Basically, the paper estimates bite force measurements based on the failure load of jaw bones of living mammals, i.e. when the jaw bone is used as a simple lever, at what point does it crack? This data is then regressed against weight to see trends, and then these trends are used to determine the predictive bite force values for extinct mammals.

Note that the graph uses a logarithmic scale, which is typically used when you are using comparative data sets with widely differing values (i.e the jaw strength of a 15-gram mouse versus the jaw strength of a 200-pound hyena.)

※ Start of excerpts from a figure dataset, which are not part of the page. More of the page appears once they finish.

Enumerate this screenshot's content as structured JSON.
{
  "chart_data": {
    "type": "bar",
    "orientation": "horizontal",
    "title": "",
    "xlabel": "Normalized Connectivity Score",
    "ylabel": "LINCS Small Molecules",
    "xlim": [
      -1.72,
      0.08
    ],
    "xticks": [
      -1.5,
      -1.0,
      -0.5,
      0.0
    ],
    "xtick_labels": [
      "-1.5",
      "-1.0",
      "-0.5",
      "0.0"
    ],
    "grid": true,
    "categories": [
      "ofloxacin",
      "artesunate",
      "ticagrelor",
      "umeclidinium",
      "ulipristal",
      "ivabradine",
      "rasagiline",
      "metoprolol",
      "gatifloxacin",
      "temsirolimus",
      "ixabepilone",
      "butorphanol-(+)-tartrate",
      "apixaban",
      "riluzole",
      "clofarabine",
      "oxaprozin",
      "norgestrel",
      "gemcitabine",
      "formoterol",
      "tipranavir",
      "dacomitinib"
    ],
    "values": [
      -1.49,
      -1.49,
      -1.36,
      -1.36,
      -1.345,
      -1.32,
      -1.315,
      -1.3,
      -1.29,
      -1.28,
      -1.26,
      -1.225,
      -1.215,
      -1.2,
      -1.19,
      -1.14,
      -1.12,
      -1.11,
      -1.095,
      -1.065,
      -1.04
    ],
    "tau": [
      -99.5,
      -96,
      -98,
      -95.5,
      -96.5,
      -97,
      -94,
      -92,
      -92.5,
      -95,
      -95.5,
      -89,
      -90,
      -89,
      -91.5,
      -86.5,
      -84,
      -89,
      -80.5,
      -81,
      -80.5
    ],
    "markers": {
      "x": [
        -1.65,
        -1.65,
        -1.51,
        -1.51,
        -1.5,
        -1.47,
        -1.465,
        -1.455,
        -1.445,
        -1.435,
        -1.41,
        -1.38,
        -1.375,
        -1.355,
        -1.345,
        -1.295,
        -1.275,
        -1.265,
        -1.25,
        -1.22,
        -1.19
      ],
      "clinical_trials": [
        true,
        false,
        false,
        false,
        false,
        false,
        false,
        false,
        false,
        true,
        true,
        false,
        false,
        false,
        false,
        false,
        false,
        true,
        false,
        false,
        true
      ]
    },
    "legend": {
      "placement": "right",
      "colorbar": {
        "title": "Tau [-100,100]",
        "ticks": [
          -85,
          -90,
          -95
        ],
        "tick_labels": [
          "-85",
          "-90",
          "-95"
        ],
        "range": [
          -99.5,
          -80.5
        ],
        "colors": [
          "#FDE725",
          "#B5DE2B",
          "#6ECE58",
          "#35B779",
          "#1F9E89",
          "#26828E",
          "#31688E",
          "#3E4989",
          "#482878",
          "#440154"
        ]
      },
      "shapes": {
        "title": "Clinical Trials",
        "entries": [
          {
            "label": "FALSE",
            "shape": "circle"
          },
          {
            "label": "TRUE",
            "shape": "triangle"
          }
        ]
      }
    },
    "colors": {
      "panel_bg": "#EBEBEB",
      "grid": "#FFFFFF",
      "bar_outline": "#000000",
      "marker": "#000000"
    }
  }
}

A couple of points made in the paper:

  • Body Mass Determines Most of It: The bigger the animal, the stronger the jaw and the larger its prey. Body mass alone is largely predictive of bite force potential.

  • Head shape matters: "The Mean Bite Force Quotient (BFQ) was lower in cats than canids, reflecting the smaller head size of cats relative to body mass, but relative to skull length, Canine Bite Strength (CBS) in felids was greater, possibly because of their greater skull width relative to length."

  • History Matters: Placental animals seem to have slightly weaker jaws than marsupials, and bone-crushing animals such as hyenas seem to have stronger jaws. That said, body mass largely determines bite strength.

1 comment:

  1. Anonymous8:53 AM

    What may be going on with regards the difference between cats, dogs and marsupials is that the cats have the most specialised dental structures and need least force to achieve a kill (especially seen in the sabre-tooths), whereas the marsupials have much less well evolved teeth and also smaller brains so are biased towards force as opposed to finesse.

    It would be interesting to model the bite forces of a few theropod dinosaurs on that scale as well, since they tended to plot right on the reptile brain-to-body size graph (i.e. really, really stupid compared to mammals) and had relatively undifferentiated teeth. Most theropods also had kinetic skulls, whereby flexible sutures in the skull and jaws could flex to avoid shock-loading the jawbones too much, which increases the total bite strength of the animal; reptiles also regrow teeth continuously so overstressing and breaking teeth is nowhere near the big deal that it would be to a mammal.

    I strongly suspect that the smaller brained the animal is relative to body mass, the more it will be biased towards brute force and high bite strength as a killing method.